© Reuters. The UnitedHealth Group corporate logo appears on the side of one of its office buildings in Santa Ana, California, U.S., April 13, 2020. REUTERS/Mike Blake
By Bhanvi Satija and Mariam Sunny
(Reuters) -UnitedHealth on Friday reported a third-quarter profit that beat analysts’ estimates due to lower-than-expected medical costs at the company’s health insurance unit.
Shares of the company, a bellwether for the health insurance industry, rose about 1% to $530 in premarket trading.
UnitedHealth’s (NYSE:) earnings beat and slight increase in annual guidance set the stage for quarterly earnings from other insurers in the industry that suffered a loss of nearly $60 billion in market value in June following the fears of rising medical costs.
Medical costs for health insurers have remained low in recent years as the pandemic and related restrictions caused prolonged delays in elective procedures such as hip and knee replacements, especially among older adults at higher risk of serious or serious illness. death from COVID-19.
However, UnitedHealth and Humana (NYSE:), the two largest providers of government-backed Medicare Advantage plans for people 65 and older, said in June that older adults were becoming more comfortable opting for these long-delayed surgeries. .
UnitedHealth reported its best quarter of the year, Jefferies analyst David Windley said, adding that initial fear related to high demand for outpatient surgeries was fading.
The company’s investment income of $997 million nearly doubled from last year and also contributed positively, according to Windley.
UnitedHealth’s third-quarter medical loss ratio, or the percentage of claims spending versus premiums collected, was 82.3%. That compares to 83.2% in the second quarter.
Analysts expected a ratio of 82.82% in the third quarter, according to LSEG data.

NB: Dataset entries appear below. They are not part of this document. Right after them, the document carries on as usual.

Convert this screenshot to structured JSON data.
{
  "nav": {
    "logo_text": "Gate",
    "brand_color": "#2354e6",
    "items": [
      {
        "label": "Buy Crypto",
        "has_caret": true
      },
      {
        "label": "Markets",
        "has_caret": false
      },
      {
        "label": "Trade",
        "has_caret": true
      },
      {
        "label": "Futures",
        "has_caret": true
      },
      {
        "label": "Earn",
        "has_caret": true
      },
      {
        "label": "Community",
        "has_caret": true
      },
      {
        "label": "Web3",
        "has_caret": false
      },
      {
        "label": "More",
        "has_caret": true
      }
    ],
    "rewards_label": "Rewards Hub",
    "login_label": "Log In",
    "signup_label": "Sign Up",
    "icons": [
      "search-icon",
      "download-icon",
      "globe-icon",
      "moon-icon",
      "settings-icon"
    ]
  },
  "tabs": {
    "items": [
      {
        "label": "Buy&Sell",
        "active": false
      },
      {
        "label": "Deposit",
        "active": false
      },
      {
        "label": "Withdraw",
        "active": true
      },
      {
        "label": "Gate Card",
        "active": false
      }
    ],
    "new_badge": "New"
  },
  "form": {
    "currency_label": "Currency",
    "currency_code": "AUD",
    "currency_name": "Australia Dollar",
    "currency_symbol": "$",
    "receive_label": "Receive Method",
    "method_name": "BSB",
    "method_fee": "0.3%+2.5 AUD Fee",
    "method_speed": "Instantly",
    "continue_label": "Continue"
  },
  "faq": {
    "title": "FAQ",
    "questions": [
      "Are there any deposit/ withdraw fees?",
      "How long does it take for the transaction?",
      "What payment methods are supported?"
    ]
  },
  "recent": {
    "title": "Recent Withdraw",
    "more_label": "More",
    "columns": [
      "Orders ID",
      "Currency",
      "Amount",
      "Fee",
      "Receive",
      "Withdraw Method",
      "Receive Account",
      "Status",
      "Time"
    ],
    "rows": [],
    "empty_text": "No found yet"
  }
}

On an adjusted basis, UnitedHealth earned $6.56 per share, compared to estimates of $6.32.
Revenue from the insurance unit, the company’s largest, rose nearly 13% to $69.9 billion.
UnitedHealth also raised the lower end of its full-year adjusted earnings forecast for the second consecutive quarter to $24.85 per share from $24.70, and kept the upper end of its forecast at $25.00 per share.
Analysts had expected full-year earnings of $24.84 per share.